(a)
According to work-energy theorem, the work done by the sprinter is,
\(\begin{aligned}W &= \Delta {\rm{KE}}\\ &= \frac{1}{2}mv_f^2 - \frac{1}{2}mv_i^2\end{aligned}\)
Here, m is the mass of the sprinter\(\left( {m = 70.0{\rm{ kg}}} \right)\),\({v_f}\)is the final velocity of the sprinter\(\left( {{v_f} = 10{\rm{ m}}/{\rm{s}}} \right)\), and\({v_i}\)is the initial velocity of the sprinter (\({v_i} = 0\)as the sprinter starts from rest).
Putting all known values,
\(\begin{aligned}W &= \frac{1}{2} \times \left( {70.0{\rm{ kg}}} \right) \times {\left( {10.0{\rm{ m}}/{\rm{s}}} \right)^2} - \frac{1}{2} \times \left( {70.0{\rm{ kg}}} \right) \times {\left( 0 \right)^2}\\ &= 3500{\rm{ J}}\end{aligned}\)

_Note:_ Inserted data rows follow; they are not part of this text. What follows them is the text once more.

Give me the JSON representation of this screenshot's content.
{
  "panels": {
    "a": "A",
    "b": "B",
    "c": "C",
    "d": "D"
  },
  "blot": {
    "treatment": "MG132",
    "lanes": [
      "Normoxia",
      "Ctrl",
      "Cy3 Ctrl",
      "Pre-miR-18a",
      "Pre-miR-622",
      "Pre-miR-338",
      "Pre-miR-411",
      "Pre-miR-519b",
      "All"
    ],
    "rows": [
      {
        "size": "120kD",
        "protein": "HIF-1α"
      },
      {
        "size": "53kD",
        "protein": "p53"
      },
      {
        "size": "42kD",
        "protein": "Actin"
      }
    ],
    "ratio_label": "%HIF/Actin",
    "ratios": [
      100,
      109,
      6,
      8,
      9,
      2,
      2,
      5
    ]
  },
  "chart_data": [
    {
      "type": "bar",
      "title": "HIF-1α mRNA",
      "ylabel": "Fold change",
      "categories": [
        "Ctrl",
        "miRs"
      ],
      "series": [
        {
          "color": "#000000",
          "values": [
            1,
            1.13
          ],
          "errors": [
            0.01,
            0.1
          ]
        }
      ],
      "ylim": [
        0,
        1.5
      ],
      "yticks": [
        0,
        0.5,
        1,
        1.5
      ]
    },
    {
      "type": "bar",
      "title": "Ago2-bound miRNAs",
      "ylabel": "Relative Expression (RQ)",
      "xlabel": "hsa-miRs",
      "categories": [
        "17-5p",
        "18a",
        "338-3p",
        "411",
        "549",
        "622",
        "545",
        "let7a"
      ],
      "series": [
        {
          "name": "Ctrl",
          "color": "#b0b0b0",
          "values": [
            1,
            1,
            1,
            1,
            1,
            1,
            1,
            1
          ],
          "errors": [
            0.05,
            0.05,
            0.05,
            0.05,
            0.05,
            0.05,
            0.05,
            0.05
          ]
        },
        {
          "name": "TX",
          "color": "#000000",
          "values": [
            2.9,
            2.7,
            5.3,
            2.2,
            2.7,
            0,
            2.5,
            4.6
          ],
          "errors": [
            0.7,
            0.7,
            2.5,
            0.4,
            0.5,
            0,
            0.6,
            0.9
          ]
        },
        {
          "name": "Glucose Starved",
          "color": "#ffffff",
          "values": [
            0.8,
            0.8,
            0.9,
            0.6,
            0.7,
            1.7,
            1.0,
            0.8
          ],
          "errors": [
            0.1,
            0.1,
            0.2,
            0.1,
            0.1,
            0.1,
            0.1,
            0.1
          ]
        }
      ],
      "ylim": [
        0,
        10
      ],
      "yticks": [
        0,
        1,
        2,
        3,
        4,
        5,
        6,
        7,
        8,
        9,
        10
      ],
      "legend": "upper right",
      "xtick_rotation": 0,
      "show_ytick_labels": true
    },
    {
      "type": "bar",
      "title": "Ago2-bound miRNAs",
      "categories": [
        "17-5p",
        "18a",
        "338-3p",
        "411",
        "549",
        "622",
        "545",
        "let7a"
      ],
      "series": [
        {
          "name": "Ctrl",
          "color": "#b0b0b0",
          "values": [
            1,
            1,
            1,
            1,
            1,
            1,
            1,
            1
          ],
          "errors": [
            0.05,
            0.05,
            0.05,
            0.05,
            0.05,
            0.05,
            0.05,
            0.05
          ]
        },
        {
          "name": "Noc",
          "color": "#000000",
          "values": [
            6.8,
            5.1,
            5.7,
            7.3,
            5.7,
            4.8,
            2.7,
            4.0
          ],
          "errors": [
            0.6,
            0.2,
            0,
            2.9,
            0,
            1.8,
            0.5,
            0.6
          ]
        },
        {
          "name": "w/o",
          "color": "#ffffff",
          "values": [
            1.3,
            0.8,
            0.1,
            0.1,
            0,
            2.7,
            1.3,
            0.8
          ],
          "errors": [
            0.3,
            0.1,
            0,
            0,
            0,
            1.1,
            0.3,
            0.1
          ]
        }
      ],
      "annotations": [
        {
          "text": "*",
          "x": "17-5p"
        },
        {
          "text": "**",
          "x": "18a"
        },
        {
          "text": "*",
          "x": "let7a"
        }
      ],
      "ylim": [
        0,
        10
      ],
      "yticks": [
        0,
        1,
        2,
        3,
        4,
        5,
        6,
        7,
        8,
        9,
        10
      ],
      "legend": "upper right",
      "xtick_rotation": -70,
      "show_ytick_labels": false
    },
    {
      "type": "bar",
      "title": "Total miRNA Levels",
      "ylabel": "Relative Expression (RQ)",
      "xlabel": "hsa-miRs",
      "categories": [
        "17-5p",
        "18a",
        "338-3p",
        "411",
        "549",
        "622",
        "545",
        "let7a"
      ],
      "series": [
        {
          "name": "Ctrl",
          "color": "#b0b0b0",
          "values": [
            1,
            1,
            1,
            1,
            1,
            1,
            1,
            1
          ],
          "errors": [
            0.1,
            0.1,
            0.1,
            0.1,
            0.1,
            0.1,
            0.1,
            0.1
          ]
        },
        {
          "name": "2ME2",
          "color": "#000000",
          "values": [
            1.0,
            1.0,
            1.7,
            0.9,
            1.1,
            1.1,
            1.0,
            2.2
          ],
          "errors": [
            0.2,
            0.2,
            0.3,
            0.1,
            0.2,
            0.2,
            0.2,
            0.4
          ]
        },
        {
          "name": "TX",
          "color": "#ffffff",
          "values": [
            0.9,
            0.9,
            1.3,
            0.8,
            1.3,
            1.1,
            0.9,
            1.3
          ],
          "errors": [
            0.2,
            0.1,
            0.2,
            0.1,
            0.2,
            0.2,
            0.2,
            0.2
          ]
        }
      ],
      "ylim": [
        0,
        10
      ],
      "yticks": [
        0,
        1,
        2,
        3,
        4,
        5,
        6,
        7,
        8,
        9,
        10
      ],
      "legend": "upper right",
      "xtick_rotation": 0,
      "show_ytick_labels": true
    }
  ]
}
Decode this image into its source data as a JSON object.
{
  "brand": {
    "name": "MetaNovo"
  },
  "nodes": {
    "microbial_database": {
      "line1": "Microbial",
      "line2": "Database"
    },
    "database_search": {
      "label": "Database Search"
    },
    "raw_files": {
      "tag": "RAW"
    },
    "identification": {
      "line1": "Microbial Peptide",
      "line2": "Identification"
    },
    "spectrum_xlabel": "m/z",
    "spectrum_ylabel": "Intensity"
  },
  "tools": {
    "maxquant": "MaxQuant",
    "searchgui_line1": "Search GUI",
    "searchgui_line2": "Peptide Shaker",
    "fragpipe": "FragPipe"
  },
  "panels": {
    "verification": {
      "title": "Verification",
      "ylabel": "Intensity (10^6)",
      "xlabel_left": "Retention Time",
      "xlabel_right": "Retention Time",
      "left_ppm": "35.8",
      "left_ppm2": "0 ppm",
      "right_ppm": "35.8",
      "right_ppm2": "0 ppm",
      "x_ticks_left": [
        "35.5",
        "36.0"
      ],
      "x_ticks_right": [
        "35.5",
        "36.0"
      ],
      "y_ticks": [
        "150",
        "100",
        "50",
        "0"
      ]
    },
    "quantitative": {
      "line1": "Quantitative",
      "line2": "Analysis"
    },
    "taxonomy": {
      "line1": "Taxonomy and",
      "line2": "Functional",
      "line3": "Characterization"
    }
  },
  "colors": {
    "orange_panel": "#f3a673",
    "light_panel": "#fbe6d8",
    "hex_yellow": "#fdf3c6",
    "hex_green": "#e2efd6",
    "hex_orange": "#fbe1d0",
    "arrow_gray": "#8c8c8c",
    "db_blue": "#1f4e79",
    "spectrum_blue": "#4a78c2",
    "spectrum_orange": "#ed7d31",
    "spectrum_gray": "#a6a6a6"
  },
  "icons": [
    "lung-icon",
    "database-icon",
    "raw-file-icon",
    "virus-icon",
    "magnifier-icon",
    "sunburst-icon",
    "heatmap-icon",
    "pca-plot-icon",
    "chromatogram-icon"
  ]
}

The power output of the sprinter is,
\(P = \frac{W}{t}\)
Here, t is the time required to attain the final velocity\(\left( {t = 3.00{\rm{ s}}} \right)\).
Putting all known values,
\(\begin{aligned}P& = \frac{{3500{\rm{ W}}}}{{3.00{\rm{ s}}}}\\ &= 1166.67{\rm{ W}}\end{aligned}\)
Converting power output of the sprinter from watts to horsepower,
\(\begin{aligned}P& = \left( {1166.67{\rm{ W}}} \right) \times \left( {\frac{{1{\rm{ hp}}}}{{746{\rm{ W}}}}} \right)\\ &= 1.56{\rm{ hp}}\end{aligned}\)
Therefore, the required power output of the sprinter is \(1166.67{\rm{ W}}\) or \(1.56{\rm{ hp}}\).